Mountain in Limpopo, South Africa

Hanglip (Afrikaans for hanging lip, Venda: Songozwi- thavha khulu ya VhaDzanani) is a prominent mountain peak near Louis Trichardt, South Africa. It is situated in the Vhembe District of Limpopo in the central Soutpansberg range. The peak with radar station, at 1,719 meters a.s.l., forms a conspicuous landmark visible from the town and the N1 national road.

==History==
Hanglip is situated in the 354 hectare Hanglip Forest Reserve within the Hanglip State Forest. The state forest contains commercial pine plantations, protected natural forest and bushveld. The pine plantations are harvested in 30 to 40 year cycles for construction wood.

Geologically, the mountain consists of tilted layers of the Karoo succession including glacial till deposits. Red quartzite deposits and grey andesite lava intrusions are also present.
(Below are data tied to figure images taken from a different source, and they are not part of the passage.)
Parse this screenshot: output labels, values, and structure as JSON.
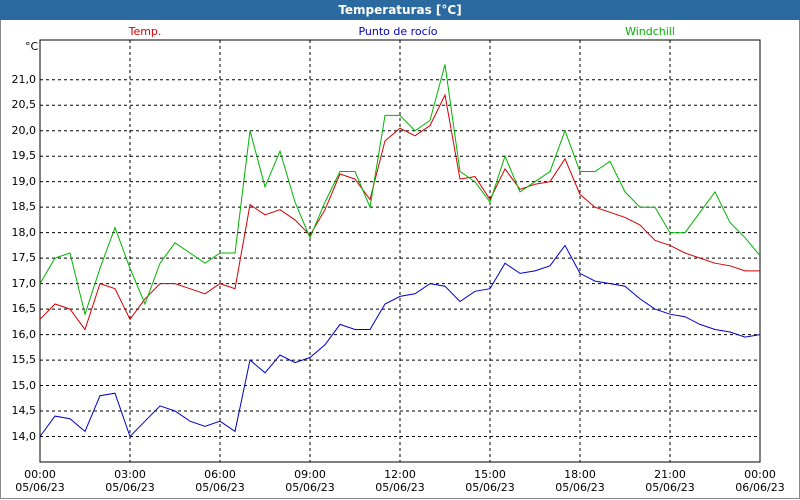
{
  "chart_data": {
    "type": "line",
    "title": "Temperaturas [°C]",
    "y_label": "°C",
    "x": [
      0,
      0.5,
      1,
      1.5,
      2,
      2.5,
      3,
      3.5,
      4,
      4.5,
      5,
      5.5,
      6,
      6.5,
      7,
      7.5,
      8,
      8.5,
      9,
      9.5,
      10,
      10.5,
      11,
      11.5,
      12,
      12.5,
      13,
      13.5,
      14,
      14.5,
      15,
      15.5,
      16,
      16.5,
      17,
      17.5,
      18,
      18.5,
      19,
      19.5,
      20,
      20.5,
      21,
      21.5,
      22,
      22.5,
      23,
      23.5,
      24
    ],
    "series": [
      {
        "name": "Temp.",
        "color": "#d40000",
        "values": [
          16.3,
          16.6,
          16.5,
          16.1,
          17.0,
          16.9,
          16.3,
          16.7,
          17.0,
          17.0,
          16.9,
          16.8,
          17.0,
          16.9,
          18.55,
          18.35,
          18.45,
          18.25,
          17.95,
          18.45,
          19.15,
          19.05,
          18.65,
          19.8,
          20.05,
          19.9,
          20.1,
          20.7,
          19.05,
          19.1,
          18.65,
          19.25,
          18.85,
          18.95,
          19.0,
          19.45,
          18.75,
          18.5,
          18.4,
          18.3,
          18.15,
          17.85,
          17.75,
          17.6,
          17.5,
          17.4,
          17.35,
          17.25,
          17.25
        ]
      },
      {
        "name": "Punto de rocío",
        "color": "#0000c8",
        "values": [
          14.0,
          14.4,
          14.35,
          14.1,
          14.8,
          14.85,
          14.0,
          14.3,
          14.6,
          14.5,
          14.3,
          14.2,
          14.3,
          14.1,
          15.5,
          15.25,
          15.6,
          15.45,
          15.55,
          15.8,
          16.2,
          16.1,
          16.1,
          16.6,
          16.75,
          16.8,
          17.0,
          16.95,
          16.65,
          16.85,
          16.9,
          17.4,
          17.2,
          17.25,
          17.35,
          17.75,
          17.2,
          17.05,
          17.0,
          16.95,
          16.7,
          16.5,
          16.4,
          16.35,
          16.2,
          16.1,
          16.05,
          15.95,
          16.0
        ]
      },
      {
        "name": "Windchill",
        "color": "#00b400",
        "values": [
          17.0,
          17.5,
          17.6,
          16.4,
          17.3,
          18.1,
          17.3,
          16.6,
          17.4,
          17.8,
          17.6,
          17.4,
          17.6,
          17.6,
          20.0,
          18.9,
          19.6,
          18.6,
          17.9,
          18.6,
          19.2,
          19.2,
          18.5,
          20.3,
          20.3,
          20.0,
          20.2,
          21.3,
          19.2,
          19.0,
          18.6,
          19.5,
          18.8,
          19.0,
          19.2,
          20.0,
          19.2,
          19.2,
          19.4,
          18.8,
          18.5,
          18.5,
          18.0,
          18.0,
          18.4,
          18.8,
          18.2,
          17.9,
          17.55
        ]
      }
    ],
    "xlim": [
      0,
      24
    ],
    "xticks": [
      {
        "value": 0,
        "label": "00:00\n05/06/23"
      },
      {
        "value": 3,
        "label": "03:00\n05/06/23"
      },
      {
        "value": 6,
        "label": "06:00\n05/06/23"
      },
      {
        "value": 9,
        "label": "09:00\n05/06/23"
      },
      {
        "value": 12,
        "label": "12:00\n05/06/23"
      },
      {
        "value": 15,
        "label": "15:00\n05/06/23"
      },
      {
        "value": 18,
        "label": "18:00\n05/06/23"
      },
      {
        "value": 21,
        "label": "21:00\n05/06/23"
      },
      {
        "value": 24,
        "label": "00:00\n06/06/23"
      }
    ],
    "ylim": [
      13.5,
      21.78
    ],
    "yticks": [
      {
        "value": 14,
        "label": "14,0"
      },
      {
        "value": 14.5,
        "label": "14,5"
      },
      {
        "value": 15,
        "label": "15,0"
      },
      {
        "value": 15.5,
        "label": "15,5"
      },
      {
        "value": 16,
        "label": "16,0"
      },
      {
        "value": 16.5,
        "label": "16,5"
      },
      {
        "value": 17,
        "label": "17,0"
      },
      {
        "value": 17.5,
        "label": "17,5"
      },
      {
        "value": 18,
        "label": "18,0"
      },
      {
        "value": 18.5,
        "label": "18,5"
      },
      {
        "value": 19,
        "label": "19,0"
      },
      {
        "value": 19.5,
        "label": "19,5"
      },
      {
        "value": 20,
        "label": "20,0"
      },
      {
        "value": 20.5,
        "label": "20,5"
      },
      {
        "value": 21,
        "label": "21,0"
      }
    ],
    "grid": true
  }
}
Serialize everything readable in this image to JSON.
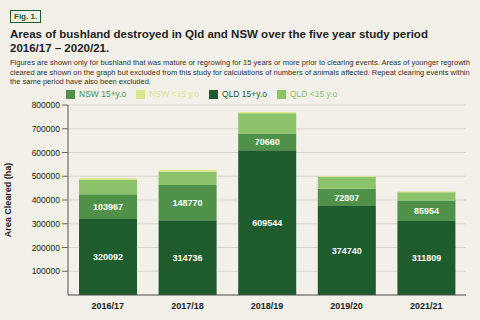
{
  "chart_data": {
    "type": "bar",
    "figure": "Fig. 1.",
    "title": "Areas of bushland destroyed in Qld and NSW over the five year study period 2016/17 – 2020/21.",
    "subtitle": "Figures are shown only for bushland that was mature or regrowing for 15 years or more prior to clearing events. Areas of younger regrowth cleared are shown on the graph but excluded from this study for calculations of numbers of animals affected. Repeat clearing events within the same period have also been excluded.",
    "y_label": "Area Cleared (ha)",
    "categories": [
      "2016/17",
      "2017/18",
      "2018/19",
      "2019/20",
      "2021/21"
    ],
    "series": [
      {
        "name": "QLD 15+y.o",
        "color": "#1e5b2d",
        "values": [
          320092,
          314736,
          609544,
          374740,
          311809
        ],
        "data_labels": true
      },
      {
        "name": "NSW 15+y.o",
        "color": "#4f9148",
        "values": [
          103967,
          148770,
          70660,
          72807,
          85954
        ],
        "data_labels": true
      },
      {
        "name": "QLD <15 y.o",
        "color": "#8cc36a",
        "values": [
          60000,
          55000,
          85000,
          50000,
          35000
        ]
      },
      {
        "name": "NSW <15 y.o",
        "color": "#d6e88a",
        "values": [
          8000,
          8000,
          5000,
          4000,
          3000
        ]
      }
    ],
    "stacked": true,
    "legend": "top",
    "grid": true,
    "ylim": [
      0,
      800000
    ],
    "yticks": [
      100000,
      200000,
      300000,
      400000,
      500000,
      600000,
      700000,
      800000
    ]
  }
}
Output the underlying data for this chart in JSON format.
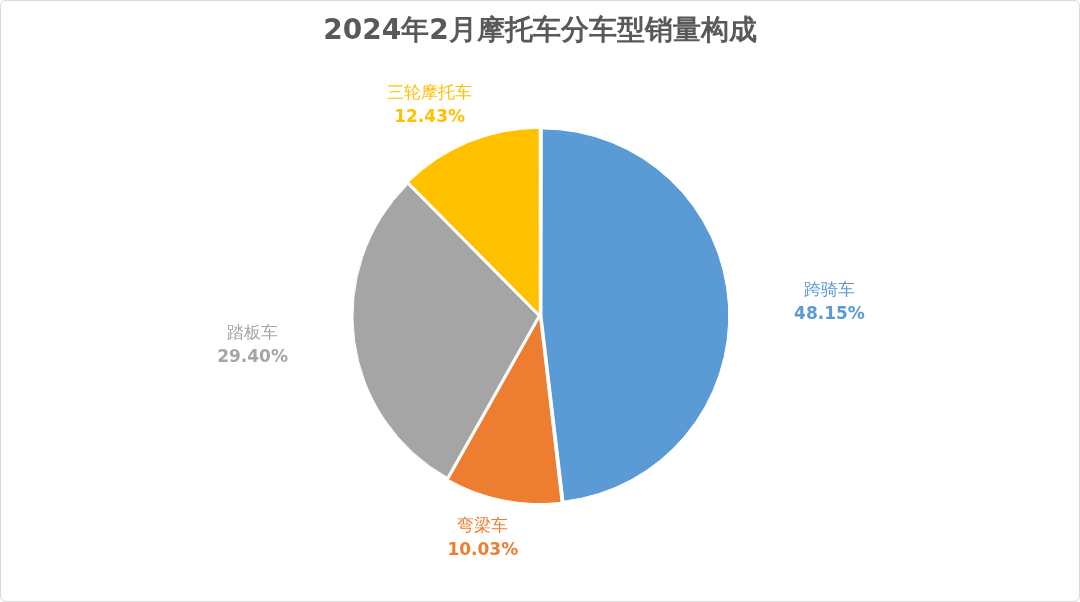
{
  "chart_data": {
    "type": "pie",
    "title": "2024年2月摩托车分车型销量构成",
    "categories": [
      "跨骑车",
      "弯梁车",
      "踏板车",
      "三轮摩托车"
    ],
    "values": [
      48.15,
      10.03,
      29.4,
      12.43
    ],
    "colors": [
      "#5b9bd5",
      "#ed7d31",
      "#a5a5a5",
      "#ffc000"
    ],
    "value_labels": [
      "48.15%",
      "10.03%",
      "29.40%",
      "12.43%"
    ]
  }
}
Fort Botha was established under Hanglip some kilometers southwest of Mphephu's kraal. The ruins of the fort are currently off limits, being situated near graves of the Singos and the sacred site of vhaDzanani on the other side. The town of Trichardtsdorp was established after the conflict.
The Hanglip Forest Reserve is a protected area in the zone of the mountain.

Hikers can arrange to overnight in the Hanglip trail hut east of the peak, and motorists can visit a picnic site against its southern slope.